Authors & Books

A while back I read Pascal Mercier’s ‘Night Train to Lisbon’ and, since I’m in Porto, Portugal and headed to Lisbon by train, I’ve been thinking about that intriguing and mysterious novel about philosophy and philosophical people. In it, a professor feels compelled to drop everything and go on a quest to learn about the author of a book that is fundamental to his life. It’s an odd story, but I remember feeling “compelled” to go along with the journey. This is funny because I’m often happier to keep the author (the actor, the painter, the sculptor) out of my appreciation for a work of art.

Backstory is often a big part of a sales pitch for a novel—written by a war hero, a victim of abuse, the prosecutor who put away the mad man, an insider’s viewpoint on politics, etc. and artists often become the subject of the story as much as their creations. The story of the creator becomes the story that supports the work of art.

I know I’m holding a minority opinion when I say I prefer that the biography of the artist take a back seat to the work of art. Most of the time I avoid the in-depth audio guides at museums, pick up the hand-out with the artist’s bio at a gallery AFTER I’ve admired the artworks, and I skip over the paragraphs in book reviews that are focused on the author’s non-writing credentials.

What do you think of the importance artist’s backstory?

Porto Portugal…



  1. I agree with you. First the content [painting, sculpture, composition, novel etc] then, if I fall in love with the artist’s /work/ I’ll consider learning about him or her.
    The only time I did that in reverse was with the semi-autobiographical novels of Sir Dirk Bogarde [of Death in Venice fame]. I was a fan of his acting long before I even knew that he’d written some books. But after having read his writing, I fell in love all over again…with the prose.
    Sadly these days, the author becomes the brand and must sell his or herself before their work will be recognised. Crazy, mixed up world. 🙁

    • Candy Korman

      Yes, it’s all about branding. When my former agent suggested that I use Candy instead of Candida, it was a branding move. On the other hand, I’m pleased with the concept of Candy’s Monsters and will likely use Candida for the project I’m slowly, slowly writing now.
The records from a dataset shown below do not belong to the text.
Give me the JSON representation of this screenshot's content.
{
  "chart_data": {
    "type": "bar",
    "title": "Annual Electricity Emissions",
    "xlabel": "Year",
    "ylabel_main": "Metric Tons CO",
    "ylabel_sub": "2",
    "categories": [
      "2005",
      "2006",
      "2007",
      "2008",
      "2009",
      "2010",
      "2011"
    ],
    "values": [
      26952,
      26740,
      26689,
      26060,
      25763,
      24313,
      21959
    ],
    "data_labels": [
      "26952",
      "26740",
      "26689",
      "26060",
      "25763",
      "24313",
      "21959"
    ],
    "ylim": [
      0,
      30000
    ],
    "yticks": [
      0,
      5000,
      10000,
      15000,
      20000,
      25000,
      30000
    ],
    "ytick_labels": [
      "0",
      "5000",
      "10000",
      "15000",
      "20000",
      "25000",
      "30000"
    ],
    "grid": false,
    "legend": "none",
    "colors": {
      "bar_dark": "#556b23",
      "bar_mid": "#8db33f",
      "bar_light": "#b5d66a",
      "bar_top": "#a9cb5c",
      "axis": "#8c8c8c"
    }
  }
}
      What’s in a name? A great deal. There’s the associations with the name (positive and negative) and the branding/backstory that creates an aura of success even if the books are not actually selling. In my professional, freelance writing life I find myself in situations in which I’m asked to help create brands. It’s interesting, but I’m still sad when it’s connected to art—any kind of art. As I want creativity to be more than content in support of a brand.